Lolliplots showing the distribution of germline and somatic variants in the top two genes, FLG (A,B) and MUC4 (C,D). For those germline variants that had >0.01 Chinese MAF, only those variants that were predicted to be deleterious by PROVEAN or damaging by SIFT are displayed (red star). The X-axis represents the exon and chromosome location. The Y-axis represents the occurrence of variants in GGNs (somatic) or patients (germline). The distribution of variants in AAH GGNs (upper panel) (A,C) was compared with that in other GGNs (bottom panel) (B,D).

Figure 5

Unsupervised hierarchical clustering of copy number variations among GGNs and correlations between CNV and mutations. (A) CNVs of 51 SM-GGNs from TRS data were clustered by Pearson correlation. (B) Eighteen triple GGNs from the WES data also showed correlation patterns within each patient by clustering. Pearson correlation analysis was performed. (C) Pearson correlation between total CNV segment number and germline nonsynonymous mutations of WES data. (D) Correlation between total CNV size and all somatic mutations of WES data. (E) Correlation between all germline and somatic mutations of WES data.

Figure 6

Phylogenic tree view of the triple GGN evolution structure. All somatic variants (SNV/INDELs) detected from whole-exome sequencing were compared among the three GGNs of the same patients. The key potential driver mutations acquired at a particular point are indicated. The trees showed genetic similarity (trunk) and dissimilarity (branch) of the SM-GGNs. Six patients of WES cohort: (A) patient M1; (B) M2; (C) M3; (D) M4; (E) M5; (F) M6.

Figure 7

Proposed SM-GGN origination models. Five models plus an unknown process were hypothesized.

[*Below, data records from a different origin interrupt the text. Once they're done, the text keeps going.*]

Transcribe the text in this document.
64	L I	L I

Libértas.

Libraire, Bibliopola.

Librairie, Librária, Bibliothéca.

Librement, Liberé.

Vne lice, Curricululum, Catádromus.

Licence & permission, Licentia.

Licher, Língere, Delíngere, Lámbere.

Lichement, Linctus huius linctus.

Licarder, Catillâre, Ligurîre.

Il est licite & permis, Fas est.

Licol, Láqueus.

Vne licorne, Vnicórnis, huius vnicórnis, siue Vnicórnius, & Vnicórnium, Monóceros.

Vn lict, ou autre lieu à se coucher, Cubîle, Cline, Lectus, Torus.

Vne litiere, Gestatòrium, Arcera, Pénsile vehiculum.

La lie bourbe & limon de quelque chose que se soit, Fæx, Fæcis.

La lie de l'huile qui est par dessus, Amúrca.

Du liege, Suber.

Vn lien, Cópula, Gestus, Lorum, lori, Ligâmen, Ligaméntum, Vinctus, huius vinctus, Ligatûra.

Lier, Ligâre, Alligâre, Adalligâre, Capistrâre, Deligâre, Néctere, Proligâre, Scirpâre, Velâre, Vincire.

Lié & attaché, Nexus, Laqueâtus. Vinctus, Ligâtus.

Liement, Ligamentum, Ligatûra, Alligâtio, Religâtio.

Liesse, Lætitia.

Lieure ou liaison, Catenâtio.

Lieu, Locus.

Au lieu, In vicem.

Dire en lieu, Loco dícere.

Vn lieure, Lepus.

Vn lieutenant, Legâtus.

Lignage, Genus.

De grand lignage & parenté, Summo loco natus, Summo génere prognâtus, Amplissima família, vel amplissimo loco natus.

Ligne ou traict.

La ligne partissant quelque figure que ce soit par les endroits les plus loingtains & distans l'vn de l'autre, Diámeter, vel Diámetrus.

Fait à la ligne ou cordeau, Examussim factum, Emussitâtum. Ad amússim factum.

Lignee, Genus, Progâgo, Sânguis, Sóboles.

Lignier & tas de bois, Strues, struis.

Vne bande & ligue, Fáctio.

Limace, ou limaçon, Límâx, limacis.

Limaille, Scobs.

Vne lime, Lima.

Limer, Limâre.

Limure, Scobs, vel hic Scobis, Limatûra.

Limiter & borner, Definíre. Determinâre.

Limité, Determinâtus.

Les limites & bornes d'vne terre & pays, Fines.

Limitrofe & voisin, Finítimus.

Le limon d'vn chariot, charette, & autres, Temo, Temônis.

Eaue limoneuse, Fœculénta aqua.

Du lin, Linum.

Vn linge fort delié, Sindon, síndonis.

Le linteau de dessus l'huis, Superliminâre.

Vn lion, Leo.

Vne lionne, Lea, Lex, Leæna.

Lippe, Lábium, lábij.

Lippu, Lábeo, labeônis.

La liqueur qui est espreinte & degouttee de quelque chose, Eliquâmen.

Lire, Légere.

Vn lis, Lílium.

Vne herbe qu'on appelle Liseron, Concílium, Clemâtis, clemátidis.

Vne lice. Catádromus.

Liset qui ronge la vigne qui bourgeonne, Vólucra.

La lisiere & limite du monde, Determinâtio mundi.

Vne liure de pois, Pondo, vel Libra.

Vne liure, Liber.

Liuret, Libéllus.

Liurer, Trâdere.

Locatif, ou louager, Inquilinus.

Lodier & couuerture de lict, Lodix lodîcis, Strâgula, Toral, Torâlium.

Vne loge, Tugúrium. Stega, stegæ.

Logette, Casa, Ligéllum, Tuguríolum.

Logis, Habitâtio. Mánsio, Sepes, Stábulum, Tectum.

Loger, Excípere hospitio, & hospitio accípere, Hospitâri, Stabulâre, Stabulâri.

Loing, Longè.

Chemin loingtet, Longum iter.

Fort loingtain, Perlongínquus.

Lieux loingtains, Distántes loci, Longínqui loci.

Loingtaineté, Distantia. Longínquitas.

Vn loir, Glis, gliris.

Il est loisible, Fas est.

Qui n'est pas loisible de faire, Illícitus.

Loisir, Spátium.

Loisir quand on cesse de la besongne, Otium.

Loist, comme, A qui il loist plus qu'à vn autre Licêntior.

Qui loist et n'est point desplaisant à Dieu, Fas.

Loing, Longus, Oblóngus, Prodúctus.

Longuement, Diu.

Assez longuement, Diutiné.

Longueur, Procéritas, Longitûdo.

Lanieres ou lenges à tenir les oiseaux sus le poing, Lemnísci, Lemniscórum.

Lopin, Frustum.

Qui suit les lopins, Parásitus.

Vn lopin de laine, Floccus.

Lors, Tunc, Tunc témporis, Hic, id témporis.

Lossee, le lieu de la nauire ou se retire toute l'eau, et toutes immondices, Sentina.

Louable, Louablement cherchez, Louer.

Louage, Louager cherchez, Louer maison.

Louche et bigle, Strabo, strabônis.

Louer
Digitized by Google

These different originations could occur in different cases, or even mixed in one patient. There are evidence supporting the lymph metastasis SM-GGNs, aero metastasis SM-GGNs, Convergent SM-GGNs (CVG), and the inherent sporadic SM-GGNs (ISG). The independent clonal SM-GGNs (ICG) we hypothesize is prone to the deficient local immune microenvironment or presumably to the biochemical substances released from the primary tumor lesion.